Did you think it was about making up or guilt or what ?

CMF
Blue Voices Member
Blue Voices Member

He def wouldn't drive interstate.  He couldn't be bothered spending tine with ne weeknights remember.  Didn't wanna make the effort.  Re the message, He'd messaged me a couple of times when i was trying no contact. Then I felt I needed to check in so I messaged to see how he was. He asked how I was & I'd said not good so he asked why & if I wanted to chat over coffee. Looking back he might have needed that to suggedt catching up. You know,  let me open that door. It just went from there.  He'd said he was was emotional driving to meet me cos he knew he'd hurt me etc. He then told me he was still very attracted to me etc.

Yeah. Good old sis ruined it.

randomxx
Community Member

Ah right , yeah so bit of everything in there by the sounds.

lt's weird to me when people use terms like attracted though bc what are they talking about yaknow, how ?To me attracted is about looks but looks won't make a relationship yaknow , so l never get it, no wonder you've tousled with him on that one. But at the same time it is also important to though but it's not all of it.

lf l was to see her now wanting to get back together maybe l'm weird but still being attracted to her would be the last term l'd use as to why but ha, maybe l should've tried it right.

Doesn't like driving far eh, l'd drive to qld no problem, love it. But bc of her nervous thing flying down and everything involved was a really big thing though. She hated the travel part so she did incredible even more so nonetheless.

CMF
Blue Voices Member
Blue Voices Member

He likes how things look😃 

randomxx
Community Member

yeah , don't get me wrong l do to l'm an ex artist/painter and l do in my woman to

of cause. Just don't get the using just that term to get back together, wouldn't be enough for her l'd tell ya, she'd want soul and lots of it , oh , and a ring.

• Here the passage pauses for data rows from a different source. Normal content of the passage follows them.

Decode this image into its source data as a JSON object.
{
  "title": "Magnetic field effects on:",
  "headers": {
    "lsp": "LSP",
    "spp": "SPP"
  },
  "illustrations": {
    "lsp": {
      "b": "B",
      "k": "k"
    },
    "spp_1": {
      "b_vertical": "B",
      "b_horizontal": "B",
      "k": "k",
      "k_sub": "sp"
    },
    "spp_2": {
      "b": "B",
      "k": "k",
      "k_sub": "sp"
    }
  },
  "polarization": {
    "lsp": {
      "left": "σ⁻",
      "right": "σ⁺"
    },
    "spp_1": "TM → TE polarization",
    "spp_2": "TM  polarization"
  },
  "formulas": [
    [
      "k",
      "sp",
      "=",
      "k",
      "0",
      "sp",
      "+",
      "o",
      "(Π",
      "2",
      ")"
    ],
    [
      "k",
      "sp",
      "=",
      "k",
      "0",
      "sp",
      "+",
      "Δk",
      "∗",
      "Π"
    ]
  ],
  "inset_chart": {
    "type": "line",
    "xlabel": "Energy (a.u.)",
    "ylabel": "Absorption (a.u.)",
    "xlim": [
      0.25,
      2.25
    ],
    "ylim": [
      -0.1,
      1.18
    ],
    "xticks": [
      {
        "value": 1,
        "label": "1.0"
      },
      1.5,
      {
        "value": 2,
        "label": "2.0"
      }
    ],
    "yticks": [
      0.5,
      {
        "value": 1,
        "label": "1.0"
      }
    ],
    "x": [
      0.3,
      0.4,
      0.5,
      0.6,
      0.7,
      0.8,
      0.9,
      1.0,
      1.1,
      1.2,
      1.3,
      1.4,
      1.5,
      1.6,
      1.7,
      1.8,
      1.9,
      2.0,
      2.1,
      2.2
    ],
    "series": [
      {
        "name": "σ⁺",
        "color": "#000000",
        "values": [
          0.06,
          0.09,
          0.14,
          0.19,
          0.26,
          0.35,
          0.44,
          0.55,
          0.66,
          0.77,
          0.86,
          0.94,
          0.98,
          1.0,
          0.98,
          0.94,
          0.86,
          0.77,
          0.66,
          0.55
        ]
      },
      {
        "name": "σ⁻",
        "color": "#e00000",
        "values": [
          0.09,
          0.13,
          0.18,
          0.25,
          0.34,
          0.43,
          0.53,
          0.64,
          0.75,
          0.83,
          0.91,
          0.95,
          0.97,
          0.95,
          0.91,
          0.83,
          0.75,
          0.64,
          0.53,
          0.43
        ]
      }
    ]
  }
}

Butttt, just read your thread to and so fair enough if your happy as is then all is good anyway l guess.

We even talked about that , she even suggested it, mainly bc of the distance and her new situation there now.

l don't bloody know.

 

 

CMF
Blue Voices Member
Blue Voices Member

We're all attracted to looks but some, like you & me, need a deeper connection. He didn't have that. He's pretty much surface level. It makes me wonder how his marriage worked for so long but he did agree she probably cheated cos he wasn't emotionally available.  She used to call him out all the time.

randomxx
Community Member

Mind you , it was back when when we were talking about maybe casual but we were still together. Now , very different and she's been a real mess to.

ldk about the cheating , whatever the case it doesn't make it right does it , and what if it was vice verse. She was a terrible woman anyway impression l always get, sounded like a total b.

ldk if gf really meant stuff about me finding someone else, sometimes she'd say stupid stuff in a shyt but don't we all , do wonder if it was real though.

Wonder how he'd really feel if you came home said you've met someone else, wonder that about her to.

This is the longest we've ever been apart , ldk how or what l'm feeling.